Despite assurances by Parsons that AJI is “not trying to be another CNN, BBC, or Sky News,” these people still worry that it might not be enough like the original Al Jazeera. Parsons has already stated that on the most controversial topics it will have to deal with, such as the Israeli-Palestinian conflict, AJI will not follow Al Jazeera’s lead. For instance, AJI will not be using the word “martyr” to refer to suicide bombers. “Different terms have different meanings in different languages,” Parsons says. “Suicide in itself carries a moral judgement in Arabic that does not exist in other languages.”

Non-Arab experts on the channel also believe AJI’s identity could have an impact on how the original channel is perceived. “If AJI deviates from the line of Al Jazeera, it will be Al Jazeera that pays the price,” says Hugh Miles, a British journalist and the author of Al Jazeera: How Arab TV News Challenged the World.

One worry is that if AJI does not assert a strong identity like its Arabic-language sister, the channel will fail to draw viewers, particularly in the West, where there already is an abundance of choice for news channels. “It looks to me like they want a slightly third world or Arab BBC,” observes Marc Lynch, an associate professor of Political Science at Williams College in Massachussets and the author of Voices of the New Arab Public: Iraq, Al Jazeera, and Middle East Politics Today. Lynch, one of the most prominent defenders of Al Jazeera in US academia, believes that AJI would be better off producing an English-language version of the original. “The world does not need another BBC,” he says, whereas “a kind of (anti-)Fox News with attitude would fill a niche.”

Getting to the Market

Until it launches, it is difficult to say which road AJI will take—one faithful to the spirit of the original, one that situates itself within the political and cultural references of Westerners or something else altogether. Meanwhile, the primary issue is whether Americans will be able to see it at all.

As AJI entered in negotiations with US cable companies, there were reports that it was having difficulties finding partners. Its launch date, originally scheduled for early 2005, has been postponed several times and as of the publication of this article the launch had been pushed back to September 2006 “for technical reasons.” And AJI still does not have a US carrier.

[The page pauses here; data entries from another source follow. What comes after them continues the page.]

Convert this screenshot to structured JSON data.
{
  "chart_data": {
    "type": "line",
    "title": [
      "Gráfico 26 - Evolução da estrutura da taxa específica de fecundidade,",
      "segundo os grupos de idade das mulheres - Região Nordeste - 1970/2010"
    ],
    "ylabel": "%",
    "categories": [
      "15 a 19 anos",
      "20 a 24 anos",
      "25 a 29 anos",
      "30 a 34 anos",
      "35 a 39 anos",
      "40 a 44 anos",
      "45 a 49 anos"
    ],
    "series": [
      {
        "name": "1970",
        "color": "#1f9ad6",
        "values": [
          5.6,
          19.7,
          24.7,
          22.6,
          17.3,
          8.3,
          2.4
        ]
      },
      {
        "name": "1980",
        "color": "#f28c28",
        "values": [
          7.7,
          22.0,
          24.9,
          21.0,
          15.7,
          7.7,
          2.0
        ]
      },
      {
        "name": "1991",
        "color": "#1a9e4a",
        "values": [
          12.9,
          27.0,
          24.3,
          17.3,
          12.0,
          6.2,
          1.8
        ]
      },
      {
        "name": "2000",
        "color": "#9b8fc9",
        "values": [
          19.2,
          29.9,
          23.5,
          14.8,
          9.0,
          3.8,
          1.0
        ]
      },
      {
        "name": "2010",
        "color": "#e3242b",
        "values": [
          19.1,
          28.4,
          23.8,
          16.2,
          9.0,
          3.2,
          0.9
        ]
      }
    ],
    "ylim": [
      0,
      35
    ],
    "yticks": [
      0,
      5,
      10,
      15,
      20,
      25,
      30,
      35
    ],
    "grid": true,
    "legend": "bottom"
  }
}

The problem is not merely the brand’s controversial reputation. Many consider AJI’s international news product a hard sell in the already tight American cable market, where speciality channels dedicated to reality TV shows are likely to generate much more profit than an all-news lineup.

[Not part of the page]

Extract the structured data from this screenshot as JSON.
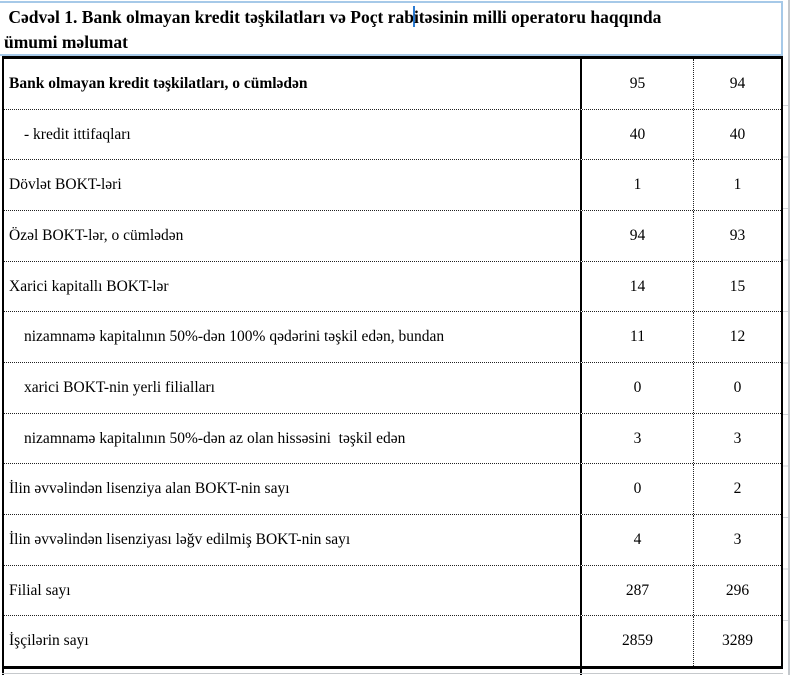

Thankfully for AJI, there is a world beyond the American cable market. The channel’s executives say they believe they can reach an estimated 30 to 40 million viewers internationally soon after launch, and then could simply focus on the rest of the world where satellite dishes are more frequently used than in the US. The channel has the luxury of being able to launch without an American foothold, focusing instead on the international English-speaking market. As AJI executives frequently boast, the channel is under no pressure to generate profits immediately and can count for the time being on the largesse of the Emir of Qatar.

If so, AJI’s real competitors are the satellite networks that are internationalized versions of home-grown channels, such as CNN International and BBC World (both of which are substantially different in both content and editorial lines than their mother channels). AJI’s conscious effort to offer a view of current events that is not Western-centric by dividing the 24-hour news cycle around four broadcast centers in Doha, Kuala Lumpur, London, and Washington should further differentiate its content from what is available on mainstream US news channels.

Issandr El Amrani is a Moroccan-American Cairo-based freelance journalist. His work has appeared in The Times, San Francisco Chronicle, Boston Globe, Salon.com, Bidoun, The Daily Star, Middle East International, and elsewhere. He is the former editor of the Cairo Times and managing editor of Cairo magazine.